Я присматривался к нему в колыбельке и позднее, когда он уже начинал ходить. «Куда ты лезешь, – еле слышно шептал я ему или бормотал про себя, – куда ты лезешь, глупышка? И в самом деле хочешь погрязнуть в этой мерзости, где отец отравляет жизнь сыну, сын – внуку, внук – правнуку, причем каждый на свой лад, все ловчее? И в самом деле хочешь продолжить череду семейных мытарств?» И вот пожалуйста – дифтерит. Неглупый малыш.

XXXV

Говорит Хавьер

А все же та маленькая смерть причинила мне страдания. И отзывалась во мне всякий раз, когда я вставал с постели или отходил ко сну, за работой, обеденным столом или когда случалось внезапно провалиться в дрему, а потом неожиданно стряхнуть ее с себя, тогда я чувствовал, будто что-то вцепилось мне в волосы и тащит меня к краскам и кистям, – в каждую из таких минут эта маленькая смерть пульсировала в моем теле, словно торчала в нем заноза или застрял осколок снаряда.

Это была не скорбь, я не успел к нему привязаться, а то, что второе имя дали ему в мою честь, мало что для меня значило; просто я осознал, что высмеял он всех и вся, нашел выход из положения, бросив свой белый камешек в черную стоячую воду смерти. Просто я завидовал ему, тому, что, когда я был таким же – маленьким, как личинка, розовеньким, пускающим слюни, нелепо шевелящим пальчиками, следящим глазками за чем попало, – такое не пришло мне в голову.

Насколько же проще оказалась бы моя жизнь – несколько дней, недель, а возможно, и месяцев, уготованных для работы кишок.
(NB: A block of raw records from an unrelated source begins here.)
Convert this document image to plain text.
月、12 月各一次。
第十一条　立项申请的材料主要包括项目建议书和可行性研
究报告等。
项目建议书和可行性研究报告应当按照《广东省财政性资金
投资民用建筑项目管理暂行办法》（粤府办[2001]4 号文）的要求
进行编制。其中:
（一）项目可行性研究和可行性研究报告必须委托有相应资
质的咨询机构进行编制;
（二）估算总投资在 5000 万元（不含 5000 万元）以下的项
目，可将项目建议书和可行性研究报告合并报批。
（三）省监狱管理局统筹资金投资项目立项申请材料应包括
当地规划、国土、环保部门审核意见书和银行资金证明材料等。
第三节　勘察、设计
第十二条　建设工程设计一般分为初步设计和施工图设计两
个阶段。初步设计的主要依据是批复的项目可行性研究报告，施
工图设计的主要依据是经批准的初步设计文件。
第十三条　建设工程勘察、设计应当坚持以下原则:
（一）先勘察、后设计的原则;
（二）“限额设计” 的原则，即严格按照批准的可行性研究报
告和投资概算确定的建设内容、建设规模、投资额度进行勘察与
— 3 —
Я бы знать не знал своей семьи, оказался глух к словам близких, а они – глухи к моему гулению. Никаких жен, отцов и собственных детей, никаких романов и холстов, никакого имущества, я бы ничего не покупал и ничего не продавал – всего-навсего бренная кишка, что попереваривала бы себе, попереваривала и сдохла. А вместе со мной исчез бы и Мариано, и Марианито, и еще немало людей, которым, оттого что я выжил, ничего не оставалось более, как появиться на свет Божий.

Я расписывал стены и за работой завидовал ему. И размышлял: как бы все сложилось, будь я таким же, как он. Я бы не стоял возле стены, не накладывал широкой кистью краску, а преспокойно лежал бы себе в гробике. Личинки кишмя бы кишели в моем мясе, червяки протискивались сквозь глазницы, а сороконожки сновали среди крохотных косточек. И никого не интересовало бы, на кого я похож, а сам я не передавал бы своим детям и внукам сходства с родителями и дедами, поскольку походил бы на иные истлевающие тела, на всех своих братьев и сестер: Антонио, Эусебио, Винсенте, Франсиско, Эрменхильду, Марию де Пилар, которые, будто сластями, объелись ядовитыми цинковыми белилами.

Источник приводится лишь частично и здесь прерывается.